Yes, it appears so. The Mayor’s Order 2020-054 provides that D.C. residents shall not “linger in common areas of apartment buildings” and shall not use “buildings’ facilities” like “gyms, party rooms [and] lounges.” While the Order does not expressly refer to condominiums or HOAs, the Mayor’s office (through its FAQ postings) has confirmed the prohibition applies to such communities. In an “FAQ” posted by the Mayor’s office regarding a condominium gym continuing to operate, the Mayor responded that “gyms [must be] closed, regardless of ownership or structure.” In light of the Mayor’s Order and the potential spread of the virus by individuals in close quarters, we recommend that associations close facilities where such gatherings occur, including gyms, fitness rooms, community rooms and similar areas.
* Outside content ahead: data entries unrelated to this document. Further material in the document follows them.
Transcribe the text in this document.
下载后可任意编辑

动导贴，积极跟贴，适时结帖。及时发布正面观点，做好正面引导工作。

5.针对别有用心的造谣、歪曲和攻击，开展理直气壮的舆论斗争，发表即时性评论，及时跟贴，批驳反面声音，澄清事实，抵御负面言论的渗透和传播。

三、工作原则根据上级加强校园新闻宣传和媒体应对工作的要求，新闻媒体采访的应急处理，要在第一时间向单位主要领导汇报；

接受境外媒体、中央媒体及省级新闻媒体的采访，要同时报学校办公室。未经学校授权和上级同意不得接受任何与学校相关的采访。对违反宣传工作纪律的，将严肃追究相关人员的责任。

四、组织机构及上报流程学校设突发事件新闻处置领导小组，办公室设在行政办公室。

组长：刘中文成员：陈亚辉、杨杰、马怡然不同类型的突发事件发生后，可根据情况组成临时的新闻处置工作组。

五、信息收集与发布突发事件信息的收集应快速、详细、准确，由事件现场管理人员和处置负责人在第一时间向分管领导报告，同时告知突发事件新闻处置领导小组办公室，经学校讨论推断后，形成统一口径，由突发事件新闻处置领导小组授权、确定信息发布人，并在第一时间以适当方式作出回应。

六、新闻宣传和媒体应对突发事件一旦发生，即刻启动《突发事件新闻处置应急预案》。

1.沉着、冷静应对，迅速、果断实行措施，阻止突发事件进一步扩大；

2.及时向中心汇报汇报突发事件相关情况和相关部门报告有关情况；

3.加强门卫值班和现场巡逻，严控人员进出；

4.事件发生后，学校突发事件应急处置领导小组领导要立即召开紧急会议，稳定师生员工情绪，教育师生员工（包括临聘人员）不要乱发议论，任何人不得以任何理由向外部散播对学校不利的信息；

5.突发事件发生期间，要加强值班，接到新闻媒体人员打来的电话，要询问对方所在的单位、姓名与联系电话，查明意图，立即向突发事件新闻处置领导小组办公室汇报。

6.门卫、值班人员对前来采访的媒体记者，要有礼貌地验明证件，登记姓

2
Amended Order Deletes Courtyards/Rooftops. Please note that the Mayor’s Order was amended on April 8 to delete the original Order’s restriction on use of rooftops and courtyard spaces. The Amendment states that individuals may utilize rooftops and courtyard spaces but “only with members of their household and while practicing social distancing.” As such, while associations may close such areas, the Order does not require their closure. Associations are free to use their own business judgment to determine what is best for their community as to such areas.
Federal, state and local responses to COVID-19 are changing quickly. We encourage associations to monitor relevant government websites and this page for further updates.
Legal Disclaimer: This information is not intended to be legal advice. Legal advice must be tailored to the specific facts and circumstances of each case and each association’s governing documents. Also, it is not intended to be a full and exhaustive explanation of all legal considerations, nor should it be used to replace the individualized advice of your legal counsel.